"Ah, Carlos, I am too happy," she murmured. "I love you, but I cannot be your wife with my infirmity. No, I cannot be so selfish; I will not put upon you a burden. I love you, but let us live as we do now, for you must never tire of me and still feel bound to me for life. I shall be blind. I love you too well."
"Ysidria, I love you for your own dear self. Nor fear so for your sight. The trouble is, I trust, nothing but temporary; the loss for a time of the accommodation; it can easily be remedied when Pedirpozzo returns. So do not let the fear of being a burden, which you can never be to me, deter you from giving me the promise I so desire.

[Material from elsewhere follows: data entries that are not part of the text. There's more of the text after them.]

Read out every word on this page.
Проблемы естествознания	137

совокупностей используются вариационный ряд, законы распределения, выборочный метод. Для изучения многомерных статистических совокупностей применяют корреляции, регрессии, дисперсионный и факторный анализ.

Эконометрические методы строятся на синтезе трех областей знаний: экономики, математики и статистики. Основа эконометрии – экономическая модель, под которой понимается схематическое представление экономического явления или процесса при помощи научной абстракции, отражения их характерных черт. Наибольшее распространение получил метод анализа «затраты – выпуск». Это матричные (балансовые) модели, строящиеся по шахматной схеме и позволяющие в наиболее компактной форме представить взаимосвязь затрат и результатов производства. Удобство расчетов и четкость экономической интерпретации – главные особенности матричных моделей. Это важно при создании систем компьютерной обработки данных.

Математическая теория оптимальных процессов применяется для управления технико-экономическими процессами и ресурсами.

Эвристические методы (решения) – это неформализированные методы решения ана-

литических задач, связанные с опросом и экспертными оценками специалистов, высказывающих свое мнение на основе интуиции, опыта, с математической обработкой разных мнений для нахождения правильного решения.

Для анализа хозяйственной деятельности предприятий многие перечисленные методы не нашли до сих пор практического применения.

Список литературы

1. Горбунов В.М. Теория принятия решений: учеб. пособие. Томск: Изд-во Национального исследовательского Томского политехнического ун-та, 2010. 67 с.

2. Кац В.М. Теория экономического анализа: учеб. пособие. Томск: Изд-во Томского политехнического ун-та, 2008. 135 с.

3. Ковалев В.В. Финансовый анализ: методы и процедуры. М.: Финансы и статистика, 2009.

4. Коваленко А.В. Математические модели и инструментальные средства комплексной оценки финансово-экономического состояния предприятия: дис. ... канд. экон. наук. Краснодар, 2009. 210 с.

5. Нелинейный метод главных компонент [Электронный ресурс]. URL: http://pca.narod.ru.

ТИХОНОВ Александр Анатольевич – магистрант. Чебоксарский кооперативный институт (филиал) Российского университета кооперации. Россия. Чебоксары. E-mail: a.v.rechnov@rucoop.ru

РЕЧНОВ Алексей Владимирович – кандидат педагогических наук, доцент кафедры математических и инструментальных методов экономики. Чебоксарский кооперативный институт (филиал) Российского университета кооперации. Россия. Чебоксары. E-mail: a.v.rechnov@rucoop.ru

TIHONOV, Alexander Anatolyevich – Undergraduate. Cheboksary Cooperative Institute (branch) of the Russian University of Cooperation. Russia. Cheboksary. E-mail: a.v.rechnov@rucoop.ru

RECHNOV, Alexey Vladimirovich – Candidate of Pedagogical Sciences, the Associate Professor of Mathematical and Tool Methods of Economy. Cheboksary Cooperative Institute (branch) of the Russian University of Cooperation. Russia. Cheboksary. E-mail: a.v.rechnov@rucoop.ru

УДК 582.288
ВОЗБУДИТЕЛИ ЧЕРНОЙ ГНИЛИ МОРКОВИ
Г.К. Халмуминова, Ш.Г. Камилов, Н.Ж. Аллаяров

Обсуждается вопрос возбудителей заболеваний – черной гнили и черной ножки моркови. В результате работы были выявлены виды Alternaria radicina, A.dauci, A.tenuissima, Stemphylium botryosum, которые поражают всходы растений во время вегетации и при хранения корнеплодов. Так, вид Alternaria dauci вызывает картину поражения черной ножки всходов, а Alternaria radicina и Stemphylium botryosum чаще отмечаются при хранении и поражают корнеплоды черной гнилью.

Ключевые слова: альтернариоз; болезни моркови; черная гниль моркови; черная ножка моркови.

Say you will be my wife, Ysidria."
"I will," she replied, and then I took a ring of my mother's and placed it on her finger.
"Let us go over to the wall and sit where I first saw you, Ysidria," I said, "and begin the world with hope."
We started to cross the hollow, passing the atropa, which was just sending out its early shoots. I crushed it with my foot, and ground down each stem till not a bit of green was left, and then I placed some stones upon it; some way I enjoyed this little act, and Ysidria joined me in trampling down the plant.
"It is an ill-favoured thing," I said, "and does more harm than good, but Madre Moreno, I scarcely think will thank me for destroying it, for she always gathered its leaves for some of her medicines."
"Yes, she will, Señorito Carlos; she will thank thee," said a voice behind us, and turning we saw Madre Moreno.
"I had come to do the same thing myself, and thou hast saved me the labour. Why didst thou not kill it before to-day? This is a strange day on which to kill the old plant!"
The Madre had some chips of pine in her basket; these she placed above the plant and pouring a flask of turpentine over them, set it all afire; then piling up chunks of hard wood, she stood back to watch the blaze.
"It is needed no more," she said, "so we will leave no vestige of it, for it must never spring up again." We looked at the witch in silence and wonder.